After the third New York State constitution (1846) obscured the Prison Association’s legal authority for prison inspections, successive New York State constitutions and constitutional amendments further reconfigured prison inspection authority and eventually submerged it into a more general administrative structure. The third New York Constitution, Art. 5, Sec. 4, established elected prison inspectors. In 1874, Art. 5, Sec. 4, was amended to replace the elected state prison inspectors with a governor-appointed Superintendent of State Prisons. The fourth New York Constitution (1894), Art. 8, Sec. 11, established a Commission on Prisons to inspect prisons. In 1925, the name of the Commission on Prisons was changed to the Commission on Corrections, and the head of the Department of Corrections named its ex officio chair. The fifth New York Constitution (1938), Art. 5, Sec. 4, provided for the governor’s appointment of heads of departments and members of boards and commissions. It did not distinguish state officials responsible for inspecting prisons.
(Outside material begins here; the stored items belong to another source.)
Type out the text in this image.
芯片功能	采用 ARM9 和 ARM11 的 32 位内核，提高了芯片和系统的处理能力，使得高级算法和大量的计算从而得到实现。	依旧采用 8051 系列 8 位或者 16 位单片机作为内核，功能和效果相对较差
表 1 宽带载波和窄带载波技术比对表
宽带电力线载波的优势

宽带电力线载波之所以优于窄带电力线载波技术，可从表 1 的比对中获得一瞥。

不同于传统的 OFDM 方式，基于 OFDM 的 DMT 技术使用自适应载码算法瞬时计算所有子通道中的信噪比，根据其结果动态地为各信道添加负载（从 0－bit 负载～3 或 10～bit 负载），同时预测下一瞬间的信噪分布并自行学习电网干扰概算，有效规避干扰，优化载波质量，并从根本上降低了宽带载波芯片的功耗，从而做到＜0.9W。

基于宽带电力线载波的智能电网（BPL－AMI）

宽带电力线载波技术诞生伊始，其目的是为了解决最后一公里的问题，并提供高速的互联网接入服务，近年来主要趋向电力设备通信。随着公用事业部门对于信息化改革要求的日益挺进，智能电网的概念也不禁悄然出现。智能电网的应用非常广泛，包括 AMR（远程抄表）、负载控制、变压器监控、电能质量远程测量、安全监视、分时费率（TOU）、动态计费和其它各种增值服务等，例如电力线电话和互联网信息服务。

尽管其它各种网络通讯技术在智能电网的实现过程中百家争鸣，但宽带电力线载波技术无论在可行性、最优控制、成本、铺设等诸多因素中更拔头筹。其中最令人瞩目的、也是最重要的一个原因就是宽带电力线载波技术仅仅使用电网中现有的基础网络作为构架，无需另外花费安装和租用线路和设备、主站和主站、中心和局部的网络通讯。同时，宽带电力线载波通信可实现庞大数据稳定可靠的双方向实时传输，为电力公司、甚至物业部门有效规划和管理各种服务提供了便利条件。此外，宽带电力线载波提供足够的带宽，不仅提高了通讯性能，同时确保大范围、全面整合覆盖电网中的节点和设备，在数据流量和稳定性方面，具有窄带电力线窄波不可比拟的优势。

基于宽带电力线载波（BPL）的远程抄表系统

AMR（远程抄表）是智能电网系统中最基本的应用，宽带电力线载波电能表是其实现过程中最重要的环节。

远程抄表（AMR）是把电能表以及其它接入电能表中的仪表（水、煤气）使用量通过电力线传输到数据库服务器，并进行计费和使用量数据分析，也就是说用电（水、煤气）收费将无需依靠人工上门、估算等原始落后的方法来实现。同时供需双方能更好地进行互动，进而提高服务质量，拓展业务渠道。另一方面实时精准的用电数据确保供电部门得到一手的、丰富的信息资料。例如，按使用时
A constitutional amendment in 1973 eliminated the ex officio position of the head of the Department of Corrections on the Commission on Corrections.^
Textual evidence of the battles between New York Sate prison inspectors and the Prison Association of New York remains in the present New York State Constitution. Article XVII, Section 6, of the current New York State Constitution obscurely declares:
Visitation and inspection as herein authorized, shall not be exclusive of other visitation and inspection now or hereafter authorized by law.
Essentially the same article was first adopted in the New York Constitution of 1894, Art. VIII, Sec. 13. That article obliquely refers to the Prison Association’s Act of Incorporation (1846) granting it inspection authority. In the Constitution of 1938, the phrase “or hereafter”, which was not in the 1894 provision, was added and the section was renumbered as Art. XVII, Sec. 6. Thus battles between the Prison Association of New York and state prison inspectors have had an enduring and under-appreciated legacy in New York State constitutions.